The new paper found that the share of liver cancers resulting from hepatitis B and hepatitis C is expected to drop to 63 per cent in 2050, from 68 per cent in 2022. But the burden of liver cancers resulting from alcohol and MASLD is expected to grow.
An estimated four in 10 adults worldwide have MASLD, a condition in which fat builds up in the liver. Risk factors include obesity and Type 2 diabetes.
A subset of patients with MASLD will go on to develop an advanced form called metabolic dysfunction-associated steatohepatitis, or MASH, which has been described as a silent killer because it can progress to cirrhosis and liver cancer without being noticed.
Current guidance recommends monitoring for liver cancers in patients who have a history of viral hepatitis or established cirrhosis. Patients with MASH typically don’t meet that criteria, Dr Kaseb said, but they could have liver scarring without symptoms, and nobody would know.
That’s why screening for liver disease needs to begin at the primary care level, where cases can easily go undetected, said Dr Mary Rinella, a hepatologist at University of Chicago Medicine and the lead author of guidelines for the management of MASLD. She recommended that doctors use a metric called the Fib-4, which uses routine blood test results to estimate the amount of liver scarring, to screen high-risk patients. These include people who have Type 2 diabetes or obesity with at least one other metabolic risk factor, such as high cholesterol.

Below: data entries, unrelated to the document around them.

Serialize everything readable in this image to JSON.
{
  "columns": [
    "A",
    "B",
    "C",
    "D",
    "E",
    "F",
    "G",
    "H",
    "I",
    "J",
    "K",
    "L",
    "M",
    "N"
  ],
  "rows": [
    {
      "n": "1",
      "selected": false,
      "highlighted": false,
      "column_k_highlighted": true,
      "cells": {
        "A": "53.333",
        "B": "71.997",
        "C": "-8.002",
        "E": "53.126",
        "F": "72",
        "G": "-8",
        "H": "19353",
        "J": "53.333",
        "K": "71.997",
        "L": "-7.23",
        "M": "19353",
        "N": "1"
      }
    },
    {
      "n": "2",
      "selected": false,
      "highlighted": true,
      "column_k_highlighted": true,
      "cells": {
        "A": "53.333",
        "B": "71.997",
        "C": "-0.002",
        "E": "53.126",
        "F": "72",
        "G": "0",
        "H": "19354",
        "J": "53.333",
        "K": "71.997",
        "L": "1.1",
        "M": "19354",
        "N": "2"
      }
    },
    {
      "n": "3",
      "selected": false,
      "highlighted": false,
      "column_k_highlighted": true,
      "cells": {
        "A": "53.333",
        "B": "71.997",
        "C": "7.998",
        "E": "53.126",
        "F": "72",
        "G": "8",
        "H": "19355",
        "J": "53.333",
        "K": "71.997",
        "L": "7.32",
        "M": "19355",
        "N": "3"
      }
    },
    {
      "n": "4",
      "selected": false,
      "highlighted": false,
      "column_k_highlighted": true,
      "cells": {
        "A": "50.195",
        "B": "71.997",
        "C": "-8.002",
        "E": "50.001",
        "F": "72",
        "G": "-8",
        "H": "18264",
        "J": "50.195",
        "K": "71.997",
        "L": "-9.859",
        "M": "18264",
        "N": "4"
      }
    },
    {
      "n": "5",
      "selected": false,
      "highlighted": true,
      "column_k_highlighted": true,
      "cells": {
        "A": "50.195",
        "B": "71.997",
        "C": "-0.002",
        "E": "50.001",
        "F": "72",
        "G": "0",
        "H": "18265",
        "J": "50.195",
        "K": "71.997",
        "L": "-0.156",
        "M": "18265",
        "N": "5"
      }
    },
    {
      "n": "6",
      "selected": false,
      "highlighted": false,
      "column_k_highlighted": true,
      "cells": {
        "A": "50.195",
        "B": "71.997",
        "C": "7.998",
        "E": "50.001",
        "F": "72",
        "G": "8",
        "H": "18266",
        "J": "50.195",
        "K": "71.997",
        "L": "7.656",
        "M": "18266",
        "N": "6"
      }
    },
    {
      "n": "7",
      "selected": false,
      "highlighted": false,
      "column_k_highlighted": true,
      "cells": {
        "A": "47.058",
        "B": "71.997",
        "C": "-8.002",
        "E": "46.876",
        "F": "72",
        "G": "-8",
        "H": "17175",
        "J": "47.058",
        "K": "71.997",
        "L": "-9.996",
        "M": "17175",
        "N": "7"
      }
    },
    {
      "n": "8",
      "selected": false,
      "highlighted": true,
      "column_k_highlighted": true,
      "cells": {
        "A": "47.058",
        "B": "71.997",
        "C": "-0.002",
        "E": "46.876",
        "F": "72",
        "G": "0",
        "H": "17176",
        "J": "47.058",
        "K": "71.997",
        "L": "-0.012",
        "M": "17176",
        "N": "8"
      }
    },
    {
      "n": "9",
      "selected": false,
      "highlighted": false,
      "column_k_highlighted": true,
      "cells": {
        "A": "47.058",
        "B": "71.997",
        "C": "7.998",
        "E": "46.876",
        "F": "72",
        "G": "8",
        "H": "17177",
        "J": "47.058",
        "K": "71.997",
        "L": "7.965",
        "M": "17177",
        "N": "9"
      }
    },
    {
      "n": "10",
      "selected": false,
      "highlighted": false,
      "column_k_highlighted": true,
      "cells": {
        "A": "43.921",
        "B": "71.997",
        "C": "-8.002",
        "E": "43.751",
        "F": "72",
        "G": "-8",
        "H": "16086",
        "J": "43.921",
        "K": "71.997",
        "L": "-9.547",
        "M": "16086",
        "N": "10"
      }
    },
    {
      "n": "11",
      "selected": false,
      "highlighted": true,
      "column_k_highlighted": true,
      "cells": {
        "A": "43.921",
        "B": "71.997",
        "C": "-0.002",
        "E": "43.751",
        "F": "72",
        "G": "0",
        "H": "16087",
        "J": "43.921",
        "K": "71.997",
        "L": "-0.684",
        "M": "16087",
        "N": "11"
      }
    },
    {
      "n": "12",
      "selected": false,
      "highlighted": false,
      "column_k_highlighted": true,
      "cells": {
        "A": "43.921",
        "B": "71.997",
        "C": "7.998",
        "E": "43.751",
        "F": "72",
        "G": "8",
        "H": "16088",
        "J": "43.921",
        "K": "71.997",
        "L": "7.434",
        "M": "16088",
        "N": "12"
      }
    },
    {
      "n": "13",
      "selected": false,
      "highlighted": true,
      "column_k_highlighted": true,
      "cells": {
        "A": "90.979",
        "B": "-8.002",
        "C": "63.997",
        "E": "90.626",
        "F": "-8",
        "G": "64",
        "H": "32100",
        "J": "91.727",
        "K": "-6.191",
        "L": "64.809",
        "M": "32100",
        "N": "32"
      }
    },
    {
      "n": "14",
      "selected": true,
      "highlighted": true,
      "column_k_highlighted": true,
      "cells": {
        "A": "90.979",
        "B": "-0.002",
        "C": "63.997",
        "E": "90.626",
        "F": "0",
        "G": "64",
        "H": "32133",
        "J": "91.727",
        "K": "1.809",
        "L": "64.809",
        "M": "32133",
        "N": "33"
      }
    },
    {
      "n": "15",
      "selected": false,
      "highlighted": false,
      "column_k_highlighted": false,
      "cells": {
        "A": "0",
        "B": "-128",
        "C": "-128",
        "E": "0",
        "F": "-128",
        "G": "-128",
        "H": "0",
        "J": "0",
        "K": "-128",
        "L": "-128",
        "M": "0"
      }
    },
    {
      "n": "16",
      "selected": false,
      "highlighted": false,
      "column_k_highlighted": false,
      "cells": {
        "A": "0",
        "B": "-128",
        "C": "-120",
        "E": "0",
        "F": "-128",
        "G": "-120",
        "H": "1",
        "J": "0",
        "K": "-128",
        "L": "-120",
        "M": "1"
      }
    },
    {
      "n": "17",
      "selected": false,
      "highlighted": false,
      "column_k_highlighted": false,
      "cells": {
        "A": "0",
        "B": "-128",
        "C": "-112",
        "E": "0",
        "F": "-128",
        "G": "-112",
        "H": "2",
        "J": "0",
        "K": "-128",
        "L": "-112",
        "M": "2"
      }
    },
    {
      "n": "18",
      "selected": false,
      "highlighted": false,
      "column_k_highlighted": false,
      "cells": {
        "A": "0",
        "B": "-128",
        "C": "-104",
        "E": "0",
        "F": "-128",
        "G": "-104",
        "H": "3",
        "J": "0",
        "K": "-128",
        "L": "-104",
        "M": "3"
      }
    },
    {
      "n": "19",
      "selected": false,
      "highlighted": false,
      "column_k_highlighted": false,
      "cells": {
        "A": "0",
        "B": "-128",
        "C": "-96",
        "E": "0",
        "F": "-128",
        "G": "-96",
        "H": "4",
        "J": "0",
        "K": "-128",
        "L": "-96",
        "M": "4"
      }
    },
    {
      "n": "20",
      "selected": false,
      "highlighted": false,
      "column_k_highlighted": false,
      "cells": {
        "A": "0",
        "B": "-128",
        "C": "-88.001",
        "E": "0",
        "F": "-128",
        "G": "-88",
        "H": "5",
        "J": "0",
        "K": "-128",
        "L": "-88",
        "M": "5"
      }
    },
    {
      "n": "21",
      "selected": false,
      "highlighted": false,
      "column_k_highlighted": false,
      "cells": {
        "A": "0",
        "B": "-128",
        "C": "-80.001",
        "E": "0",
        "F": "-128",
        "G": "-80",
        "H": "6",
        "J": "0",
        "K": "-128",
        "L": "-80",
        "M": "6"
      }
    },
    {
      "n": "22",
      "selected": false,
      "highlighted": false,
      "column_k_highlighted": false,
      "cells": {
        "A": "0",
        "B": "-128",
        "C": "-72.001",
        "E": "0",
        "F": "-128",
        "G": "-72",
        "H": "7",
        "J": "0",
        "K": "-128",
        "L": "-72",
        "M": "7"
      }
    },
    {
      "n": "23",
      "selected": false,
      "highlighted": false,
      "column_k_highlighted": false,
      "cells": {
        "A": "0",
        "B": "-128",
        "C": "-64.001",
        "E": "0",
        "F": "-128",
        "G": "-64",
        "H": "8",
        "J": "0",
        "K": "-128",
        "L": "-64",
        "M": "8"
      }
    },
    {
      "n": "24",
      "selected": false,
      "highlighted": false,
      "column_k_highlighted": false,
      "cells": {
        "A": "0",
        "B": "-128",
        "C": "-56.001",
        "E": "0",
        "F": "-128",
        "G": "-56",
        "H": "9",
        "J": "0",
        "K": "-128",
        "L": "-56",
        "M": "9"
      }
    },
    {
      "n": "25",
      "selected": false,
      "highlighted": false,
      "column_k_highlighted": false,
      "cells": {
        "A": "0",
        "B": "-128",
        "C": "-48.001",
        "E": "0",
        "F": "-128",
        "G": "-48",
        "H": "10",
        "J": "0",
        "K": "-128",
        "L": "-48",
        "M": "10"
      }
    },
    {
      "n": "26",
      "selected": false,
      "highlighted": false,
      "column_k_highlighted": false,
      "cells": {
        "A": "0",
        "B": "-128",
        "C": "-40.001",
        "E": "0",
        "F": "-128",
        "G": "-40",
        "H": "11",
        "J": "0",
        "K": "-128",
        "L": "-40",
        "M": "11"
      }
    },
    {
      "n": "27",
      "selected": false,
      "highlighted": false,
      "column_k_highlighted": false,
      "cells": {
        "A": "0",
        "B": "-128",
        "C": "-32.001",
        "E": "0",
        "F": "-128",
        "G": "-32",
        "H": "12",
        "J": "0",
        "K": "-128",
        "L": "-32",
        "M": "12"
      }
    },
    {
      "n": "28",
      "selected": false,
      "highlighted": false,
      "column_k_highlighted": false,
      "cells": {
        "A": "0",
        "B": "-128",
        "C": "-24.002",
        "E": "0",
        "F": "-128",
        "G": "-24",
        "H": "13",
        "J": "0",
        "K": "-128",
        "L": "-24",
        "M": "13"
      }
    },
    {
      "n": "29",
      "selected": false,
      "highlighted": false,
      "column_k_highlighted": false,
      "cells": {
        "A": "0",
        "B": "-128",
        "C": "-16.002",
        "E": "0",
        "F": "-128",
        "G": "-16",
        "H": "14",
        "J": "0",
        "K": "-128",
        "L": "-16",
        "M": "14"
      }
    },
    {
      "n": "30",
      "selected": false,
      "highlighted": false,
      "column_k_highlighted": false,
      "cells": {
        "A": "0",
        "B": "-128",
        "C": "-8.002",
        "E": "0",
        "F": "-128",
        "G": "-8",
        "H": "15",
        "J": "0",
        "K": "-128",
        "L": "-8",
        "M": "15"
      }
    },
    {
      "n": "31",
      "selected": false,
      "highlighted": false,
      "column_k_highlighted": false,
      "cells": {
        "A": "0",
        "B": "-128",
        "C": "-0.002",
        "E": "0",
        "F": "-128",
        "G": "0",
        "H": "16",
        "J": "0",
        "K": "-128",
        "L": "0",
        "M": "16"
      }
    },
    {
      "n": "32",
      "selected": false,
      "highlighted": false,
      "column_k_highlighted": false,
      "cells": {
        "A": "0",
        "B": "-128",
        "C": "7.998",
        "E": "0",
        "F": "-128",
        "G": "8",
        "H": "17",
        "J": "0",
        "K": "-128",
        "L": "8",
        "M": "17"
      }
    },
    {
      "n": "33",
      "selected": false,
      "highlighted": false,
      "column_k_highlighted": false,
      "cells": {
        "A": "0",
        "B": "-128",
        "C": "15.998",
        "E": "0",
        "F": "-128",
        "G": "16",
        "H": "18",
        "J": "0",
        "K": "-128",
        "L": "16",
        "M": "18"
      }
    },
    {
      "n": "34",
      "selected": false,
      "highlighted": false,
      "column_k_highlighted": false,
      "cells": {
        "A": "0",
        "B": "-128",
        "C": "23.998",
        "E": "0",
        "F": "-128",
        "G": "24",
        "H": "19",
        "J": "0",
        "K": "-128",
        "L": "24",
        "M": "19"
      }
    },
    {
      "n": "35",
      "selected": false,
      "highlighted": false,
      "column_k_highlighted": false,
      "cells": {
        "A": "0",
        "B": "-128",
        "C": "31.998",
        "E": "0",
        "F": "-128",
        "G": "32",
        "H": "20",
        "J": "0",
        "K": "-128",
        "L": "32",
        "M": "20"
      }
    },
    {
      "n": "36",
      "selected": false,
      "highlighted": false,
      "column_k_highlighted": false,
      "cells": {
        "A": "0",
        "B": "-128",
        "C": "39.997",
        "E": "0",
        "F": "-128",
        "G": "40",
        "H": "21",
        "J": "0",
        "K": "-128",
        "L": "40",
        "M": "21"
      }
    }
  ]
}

MASLD is reversible with lifestyle changes, including a healthy diet and increased exercise, and weight-loss drugs have recently been shown to be effective at reversing scarring as well. “If you stop the reason or the impetus for scarring and injury in the liver, then you’re going to have less impetus for the development of cancer,” says Dr Rinella.
There is no national liver cancer screening programme in Ireland, so it’s important to talk to your doctor about surveillance if you have a liver disease such as hepatitis B or C, genetic haemochromatosis or liver cirrhosis, as the risk of liver cancer is higher.
Alcohol-related liver disease is also on the rise. In research published in July, Dr Lee and his colleagues showed that the risk of alcohol-related liver disease among heavy drinkers (at least 10 drinks per week for women and 15 for men) in the United States more than doubled between 1999 and 2020, despite similar alcohol use over that period. That suggests that heavy drinkers today may be more sensitive to the effects of alcohol on the liver than those in the past, Dr Lee said.
In Ireland, while average alcohol consumption per adult has shown signs of falling, the incidence of binge drinking continues to be pronounced.
Drinking heavily and having a metabolic condition such as obesity can independently damage the liver, but patients who fall in both categories are at an especially high risk.
These trends are likely to continue.
“Alcohol use is increasing,” says Dr Rinella. “Obesity and diabetes are increasing.”